Afterward, Larry pleaded guilty to conspiring to commit money laundering and charges linked to the inappropriate money transfer in 2021. Besides the criminal charges, The Financial Crimes Enforcement Network (FinCEN) imposed a 60-million-dollar fine. This was the initial penalty enforced against a Bitcoin mixer.

The Justice Department claimed that part of the prosecution involved seizing various assets, including a cryptocurrency storage device whose access was initially difficult owing to specific security elements. Gary could send himself Bitcoins via the recreation of Bitcoin wallets using his brother’s information. The authorities also claimed that he later transferred the assets to two other mixing services.

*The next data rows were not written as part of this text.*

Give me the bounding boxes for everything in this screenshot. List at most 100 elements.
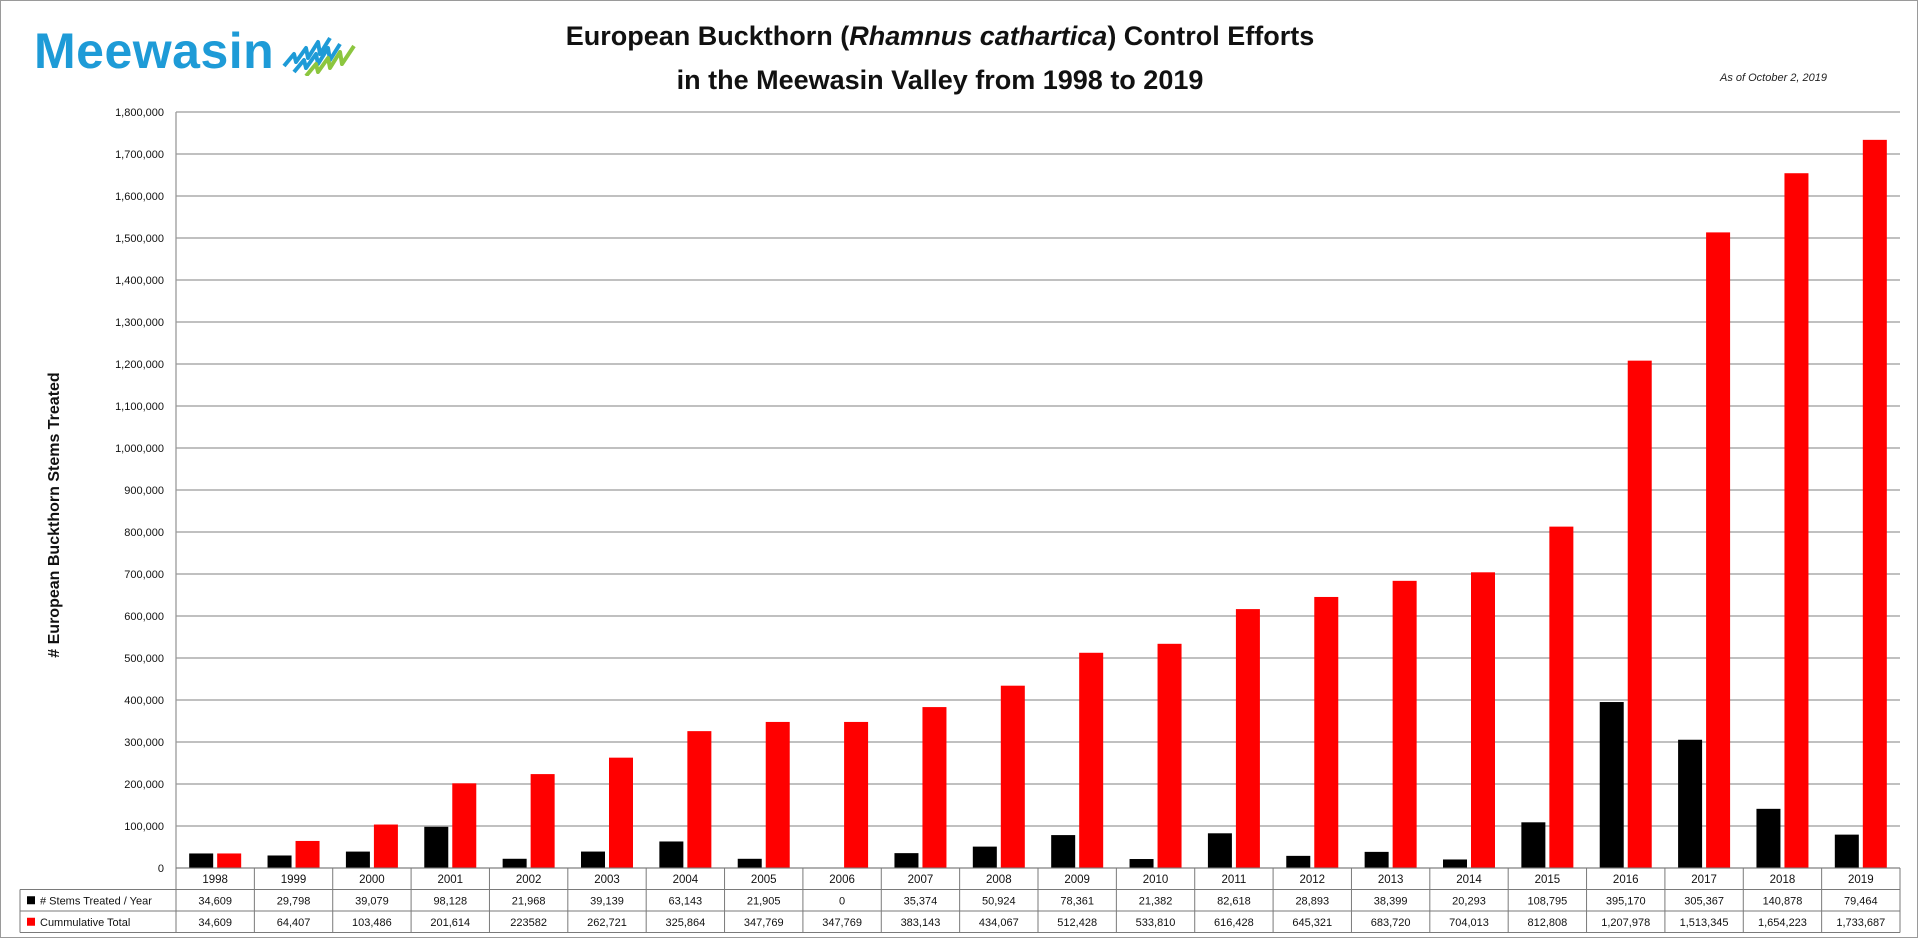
bar-cumulative-total xyxy=(1784,173,1809,869)
data-label: 103,486 xyxy=(352,917,392,929)
data-label: 140,878 xyxy=(1763,895,1803,907)
y-tick-label: 1,200,000 xyxy=(115,359,164,371)
data-label: 39,139 xyxy=(590,895,624,907)
bar-cumulative-total xyxy=(609,757,633,868)
data-label: 29,798 xyxy=(277,895,311,907)
y-tick-label: 900,000 xyxy=(124,485,164,497)
bar-stems-per-year xyxy=(1207,833,1232,868)
bar-stems-per-year xyxy=(1521,822,1546,868)
bar-stems-per-year xyxy=(581,851,605,868)
bar-cumulative-total xyxy=(922,707,947,868)
bar-stems-per-year xyxy=(659,841,684,868)
data-label: 1,207,978 xyxy=(1601,917,1650,929)
x-tick-label: 2000 xyxy=(359,874,385,886)
bar-stems-per-year xyxy=(1834,834,1859,868)
data-label: 1,733,687 xyxy=(1836,917,1885,929)
data-label: 812,808 xyxy=(1527,917,1567,929)
as-of-note: As of October 2, 2019 xyxy=(1720,72,1828,84)
y-tick-label: 300,000 xyxy=(124,737,164,749)
y-tick-label: 100,000 xyxy=(124,821,164,833)
x-tick-label: 2002 xyxy=(516,874,542,886)
data-label: 1,654,223 xyxy=(1758,917,1807,929)
bar-stems-per-year xyxy=(1364,851,1389,868)
bar-stems-per-year xyxy=(894,853,919,868)
bar-cumulative-total xyxy=(217,853,242,868)
bar-cumulative-total xyxy=(295,840,320,868)
y-tick-label: 1,000,000 xyxy=(115,443,164,455)
bar-stems-per-year xyxy=(345,851,370,868)
bar-stems-per-year xyxy=(1129,859,1154,868)
bar-stems-per-year xyxy=(1756,808,1781,868)
bar-cumulative-total xyxy=(530,774,555,868)
bar-cumulative-total xyxy=(1549,526,1574,868)
data-label: 34,609 xyxy=(198,917,232,929)
data-label: 704,013 xyxy=(1449,917,1489,929)
data-label: 78,361 xyxy=(1060,895,1094,907)
bar-stems-per-year xyxy=(1443,859,1467,868)
data-label: 305,367 xyxy=(1684,895,1724,907)
y-tick-label: 500,000 xyxy=(124,653,164,665)
x-tick-label: 2012 xyxy=(1299,874,1325,886)
data-label: 63,143 xyxy=(669,895,703,907)
data-label: 1,513,345 xyxy=(1680,917,1729,929)
data-label: 0 xyxy=(839,895,845,907)
x-tick-label: 2009 xyxy=(1064,874,1090,886)
y-tick-label: 1,800,000 xyxy=(115,107,164,119)
data-label: 28,893 xyxy=(1295,895,1329,907)
legend-label: Cummulative Total xyxy=(40,917,130,929)
chart-title-line-1: European Buckthorn (Rhamnus cathartica) … xyxy=(565,21,1315,51)
bar-stems-per-year xyxy=(1051,835,1076,868)
bar-cumulative-total xyxy=(1157,643,1182,868)
bar-cumulative-total xyxy=(1862,139,1887,869)
x-tick-label: 2005 xyxy=(751,874,777,886)
legend-swatch xyxy=(27,896,35,905)
data-label: 21,382 xyxy=(1139,895,1173,907)
data-table: 1998 1999 2000 2001 2002 2003 2004 2005 2006 2007… xyxy=(19,867,1901,933)
data-label: 21,905 xyxy=(747,895,781,907)
bar-stems-per-year xyxy=(737,858,762,868)
x-tick-label: 1998 xyxy=(202,874,228,886)
bars xyxy=(189,139,1887,869)
x-tick-label: 2019 xyxy=(1848,874,1874,886)
data-label: 325,864 xyxy=(665,917,705,929)
x-tick-label: 2001 xyxy=(437,874,463,886)
bar-stems-per-year xyxy=(972,846,997,868)
data-label: 79,464 xyxy=(1844,895,1878,907)
bar-cumulative-total xyxy=(844,721,869,868)
data-label: 108,795 xyxy=(1527,895,1567,907)
legend-label: # Stems Treated / Year xyxy=(40,895,152,907)
data-label: 616,428 xyxy=(1214,917,1254,929)
y-tick-label: 0 xyxy=(158,863,164,875)
data-label: 38,399 xyxy=(1374,895,1408,907)
x-tick-label: 2008 xyxy=(986,874,1012,886)
bar-cumulative-total xyxy=(1471,572,1495,868)
logo-wave-icon xyxy=(282,36,356,76)
x-tick-label: 2006 xyxy=(829,874,855,886)
bar-cumulative-total xyxy=(1314,596,1339,868)
bar-cumulative-total xyxy=(1000,685,1025,868)
bar-stems-per-year xyxy=(424,826,449,868)
data-label: 683,720 xyxy=(1371,917,1411,929)
y-tick-labels: 0 100,000 200,000 300,000 400,000 500,000 600,… xyxy=(115,107,164,875)
data-label: 50,924 xyxy=(982,895,1016,907)
chart-title: European Buckthorn (Rhamnus cathartica) … xyxy=(500,14,1380,102)
y-tick-label: 1,700,000 xyxy=(115,149,164,161)
data-label: 645,321 xyxy=(1292,917,1332,929)
data-label: 82,618 xyxy=(1217,895,1251,907)
bar-stems-per-year xyxy=(189,853,214,868)
bar-cumulative-total xyxy=(765,721,790,868)
logo-text: Meewasin xyxy=(34,23,275,79)
y-tick-label: 1,500,000 xyxy=(115,233,164,245)
bar-cumulative-total xyxy=(1235,609,1260,868)
x-tick-label: 2010 xyxy=(1143,874,1169,886)
data-label: 34,609 xyxy=(198,895,232,907)
bar-cumulative-total xyxy=(1392,580,1417,868)
y-tick-label: 800,000 xyxy=(124,527,164,539)
y-tick-label: 1,400,000 xyxy=(115,275,164,287)
y-tick-label: 1,100,000 xyxy=(115,401,164,413)
data-label: 533,810 xyxy=(1136,917,1176,929)
data-label: 223582 xyxy=(510,917,547,929)
bar-stems-per-year xyxy=(1599,702,1624,868)
data-label: 434,067 xyxy=(979,917,1019,929)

Larry Forfeits Million-Dollar Bitcoins to Government

The Justice Department claimed that after agreeing to forfeit the assets arising from the illegally-acquired Bitcoins, he agreed to forfeit cryptocurrencies whose approximate total value was over 20 million dollars. This included an estimated 647 Bitcoin, 17.4 million Dogecoin, and just over 2 Ethereum. Despite coin mixers calling them critical tools for enhancing crypto transactions’ privacy, government personnel has criticized the services by considering them vital to hackers and bad actors.

Tornado Cash a Gateway for Crypto Theft 

Coin mixers complicate the fund’s origin and destination by clustering different transactions. Last summer, the United States Treasury Department declared sanctions against the Tornado Cash coin mixer. As such, it prohibited citizens from using the application. The department claimed that Lazarus Group, a North Korean state-sponsored hacking company, was utilizing Tornado Cash. The intervention was widely criticized by several politicians, including Edward Snowden and Rep. Tom Emmer, who believed that this was crypto’s ‘do or die’ moment. 

Coin Center Criticizes Treasury for Blacklisting Platform

Coin Center is suing the Treasury Department for blacklisting the tool. Despite the pending trial, a recent ruling by a Dutch court stated that Alexey Pertsev, a Tornado Cash developer, could be released on bail following a nine-month detention. On Friday, he revealed his freedom via Twitter and wondered what had happened in the crypto space since his August arrest.

The Washington DC-headquartered firm, Coin Center, is challenging the Treasury Department before the Florida Court of Northern District for sanctioning the Tornado Cash. The crypto-oriented think tank is challenging the legality of the Office of Foreign Assets Control (OFAC) to enforce sanctions. 

The suit rules out that OFAC has statutory authority to ban Tornado Cash, being an open-source platform. Coin Center alleges that OFAC’s decision overlooked the Tornado Cash operates as a self-running protocol powered by software. The crypto-focused entity argues that the action infringes on the right to privacy as enshrined within the First Amendment. 

The continued association of Tornado Cash with crypto theft is portraying the protocol as an infrastructure developed to facilitate the remittance of elicit digital wealth. 

Coin Centre’s case against the Treasury is set to weaken following Larry’s conviction of leveraging the protocol to steal from his brother. Larry, guilty of conspiracy to launder money, portrays Tornado Cash as an instrument to execute criminal activities.